IDE Security Configuration (Antigravity)

AI assistants within the IDE are permitted only under an API Key (Bring Your Own Key — BYOK) model. SaaS subscriptions (like Antigravity Pro/Business) where code is processed on external servers are strictly forbidden. Developers must:

  • Set "Codebase Indexing" to Local
  • Completely disable "Data Collection / Training"
03

AI Integration Across the Agile Workflow

3.1 Sprint Planning and Backlog Refinement

Estimation Calibration

The team uses a Corporate RAG (Retrieval-Augmented Generation) system to analyze historical task estimations against actual completion times. Because AI tools continuously increase team efficiency, this analysis allows us to dynamically adjust estimates and reduce the overall cost of feature development for our clients.

3.2 Architecture and Design

Cross-Project Knowledge Sharing

Our RAG system analyzes Design Documents across Epics and Tasks to share non-trivial architectural solutions between projects. This is executed strictly in accordance with the Client AI Consent Questionnaire; knowledge sharing is disabled if the client opts out of context analysis.

UI/UX Prototyping

During the design phase, teams utilize a combination of MCPs and specific AI Skills to generate UI kits directly into the application framework. The Antigravity Chrome extension is then used to visually verify component styles.

3.3 Development (Implementation) and Security

Project Context Management

Every repository must contain an active .Antigravityrules (or AI_INSTRUCTIONS.md) file in its root directory. This file defines the AI's role, the explicit technology stack, coding standards, and critical negative prompts (e.g., "do not use 'any' in TypeScript"). The Tech Lead is responsible for keeping this updated.

Commodity vs. Custom Solutions

Routine development tasks (e.g., standard forms, CRUD APIs) are primarily generated using AI Workflows. For custom business logic where AI capabilities are limited, engineers must manually implement a Proof of Concept (PoC) and subsequently prompt the AI on how to utilize that specific solution within the app.

Security Risk Assessment

While conducting threat modeling using STRIDE and DREAD methodologies, teams can utilize a dedicated architectural AI Skill as a supplementary analysis tool. However, the final responsibility for risk assessment and mitigation rests entirely with the human engineers. Inputting sensitive client data (PII, credentials) into any AI tool is strictly prohibited.

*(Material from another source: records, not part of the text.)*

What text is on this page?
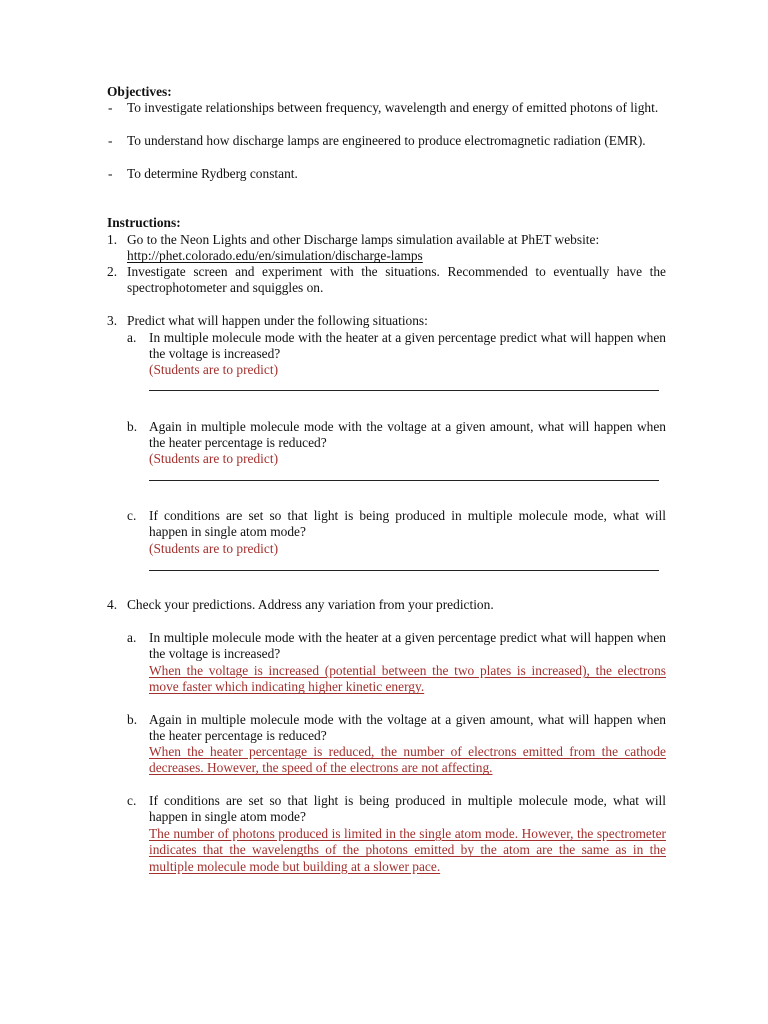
Objectives:

- To investigate relationships between frequency, wavelength and energy of emitted photons of light.

- To understand how discharge lamps are engineered to produce electromagnetic radiation (EMR).

- To determine Rydberg constant.

Instructions:

1. Go to the Neon Lights and other Discharge lamps simulation available at PhET website:

http://phet.colorado.edu/en/simulation/discharge-lamps

2. Investigate screen and experiment with the situations. Recommended to eventually have the spectrophotometer and squiggles on.

3. Predict what will happen under the following situations:

a. In multiple molecule mode with the heater at a given percentage predict what will happen when the voltage is increased?

(Students are to predict)

b. Again in multiple molecule mode with the voltage at a given amount, what will happen when the heater percentage is reduced?

(Students are to predict)

c. If conditions are set so that light is being produced in multiple molecule mode, what will happen in single atom mode?

(Students are to predict)

4. Check your predictions. Address any variation from your prediction.

a. In multiple molecule mode with the heater at a given percentage predict what will happen when the voltage is increased?

When the voltage is increased (potential between the two plates is increased), the electrons move faster which indicating higher kinetic energy.

b. Again in multiple molecule mode with the voltage at a given amount, what will happen when the heater percentage is reduced?

When the heater percentage is reduced, the number of electrons emitted from the cathode decreases. However, the speed of the electrons are not affecting.

c. If conditions are set so that light is being produced in multiple molecule mode, what will happen in single atom mode?

The number of photons produced is limited in the single atom mode. However, the spectrometer indicates that the wavelengths of the photons emitted by the atom are the same as in the multiple molecule mode but building at a slower pace.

3.4 QA and Automated Testing

Test-Driven Development (TDD)

QA and engineering teams utilize a TDD approach. By feeding clear Acceptance Criteria from the issue tracker into AI/MCP tools, the team accelerates the generation of test cases and the writing of automated tests (e.g., Mocha, Chai, PHPUnit).

3.5 Code Review, CI/CD, and DevOps

Automated MCP Review

Following static analysis and automated testing within our CI/CD pipeline, code undergoes an automated review process via a custom, self-hosted GitLab MCP deployed on our internal infrastructure. All AI-generated code still requires mandatory human Code Review.

Debugging and Incident Response

We utilize a specific MCP for debugging and interacting with logs from Amazon CloudWatch or other vendors. Crucial: Engineers are required to sanitize all logs, stripping them of secrets and personal data before sending them to the AI model.

3.6 Retrospectives and Client Billing

AI Efficiency Tracking

During the Sprint Retrospective, the team analyzes the effectiveness of AI integration, specifically tracking the number of tokens consumed per feature.

Cost Management and Billing

Token expenditures are tied to the specific project's Cost Center. For client billing, if the BYOK pattern is used or if AI tokens are required for the application's core business logic (Product AI), these are treated as recurring infrastructure costs (similar to server hosting) and are billed directly to the client via Direct Billing or Reimbursement, as agreed upon in the Client Questionnaire.